Date: Sat, 4 Dec 1993 11:29:04 -0500
From: "J. Chambers" chambers[AT SYMBOL GOES HERE]EPAS.UTORONTO.CA
Subject: Re: Sounding Northern
Daniel S. Goodman's 'hillbilly' friend who discovered that he sounds
unmarked when he puts on a Canadian accent corroborates a contention
of mine. Once when I lectured in England I made the outrageous claim
that my CE accent pretty well preserved English as it was intended to
be spoken. (Instead of objecting, the students dutifully wrote that
down, and I had to tell them I was kidding.) The serious side was to
point out that the ME vowels had kept their features in CE: the tense
vowels are all diphthongs, and the lax vowels are all lax, and all but
one of the spaces in the vowel triangle are still filled. (The CAUGHT,
PAW, AWFUL vowel has merged with COT, OFFAL.) In "The three dialects
of English," Bill Labov seems to regard this kind of neatness
suspiciously.
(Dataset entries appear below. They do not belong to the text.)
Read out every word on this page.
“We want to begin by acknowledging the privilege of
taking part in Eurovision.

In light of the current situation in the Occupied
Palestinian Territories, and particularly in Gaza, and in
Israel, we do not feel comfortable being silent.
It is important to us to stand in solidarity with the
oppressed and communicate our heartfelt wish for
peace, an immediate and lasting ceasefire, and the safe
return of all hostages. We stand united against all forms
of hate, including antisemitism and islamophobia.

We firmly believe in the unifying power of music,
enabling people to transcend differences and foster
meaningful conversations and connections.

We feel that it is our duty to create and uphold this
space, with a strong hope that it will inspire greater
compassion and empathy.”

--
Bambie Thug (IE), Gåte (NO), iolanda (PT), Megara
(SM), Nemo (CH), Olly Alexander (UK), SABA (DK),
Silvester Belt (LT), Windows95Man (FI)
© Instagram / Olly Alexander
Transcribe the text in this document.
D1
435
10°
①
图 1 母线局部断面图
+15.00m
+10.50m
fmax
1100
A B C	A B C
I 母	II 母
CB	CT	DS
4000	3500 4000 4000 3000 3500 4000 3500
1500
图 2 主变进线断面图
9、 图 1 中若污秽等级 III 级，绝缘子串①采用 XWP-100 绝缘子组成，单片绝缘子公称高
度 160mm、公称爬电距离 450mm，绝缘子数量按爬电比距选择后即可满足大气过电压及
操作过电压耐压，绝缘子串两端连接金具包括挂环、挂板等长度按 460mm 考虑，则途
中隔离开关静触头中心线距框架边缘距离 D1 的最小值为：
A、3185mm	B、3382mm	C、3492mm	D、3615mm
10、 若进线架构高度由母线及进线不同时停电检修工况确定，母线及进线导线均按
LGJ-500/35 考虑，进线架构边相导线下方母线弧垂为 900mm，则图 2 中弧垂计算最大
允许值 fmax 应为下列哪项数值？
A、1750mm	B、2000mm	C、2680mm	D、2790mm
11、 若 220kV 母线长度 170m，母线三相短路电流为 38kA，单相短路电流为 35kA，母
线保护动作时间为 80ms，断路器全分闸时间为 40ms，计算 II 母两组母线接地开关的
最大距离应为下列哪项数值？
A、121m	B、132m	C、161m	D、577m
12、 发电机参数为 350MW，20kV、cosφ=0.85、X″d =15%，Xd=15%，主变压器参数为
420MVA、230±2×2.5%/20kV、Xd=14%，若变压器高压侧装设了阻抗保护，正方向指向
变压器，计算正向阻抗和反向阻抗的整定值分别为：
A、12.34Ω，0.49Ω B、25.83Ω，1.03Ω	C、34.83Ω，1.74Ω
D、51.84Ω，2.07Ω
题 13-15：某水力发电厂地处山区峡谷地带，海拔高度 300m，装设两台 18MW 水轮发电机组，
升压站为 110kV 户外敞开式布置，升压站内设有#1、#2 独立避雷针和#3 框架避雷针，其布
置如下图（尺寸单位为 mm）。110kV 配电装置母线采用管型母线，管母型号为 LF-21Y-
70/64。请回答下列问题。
CE belongs to the third dialect, and Bill writes,
"Neutralized speakers of English, whose local patterns are blurred or
hypercorrected, might be considered a 'third dialect'....They are
effectively isolated from the mainstream of the history of English and
have little influence on future developments" (p. 30). So Daniel S.
Goodman's friend is paying a price--in Bill's metaphor, spaying himself.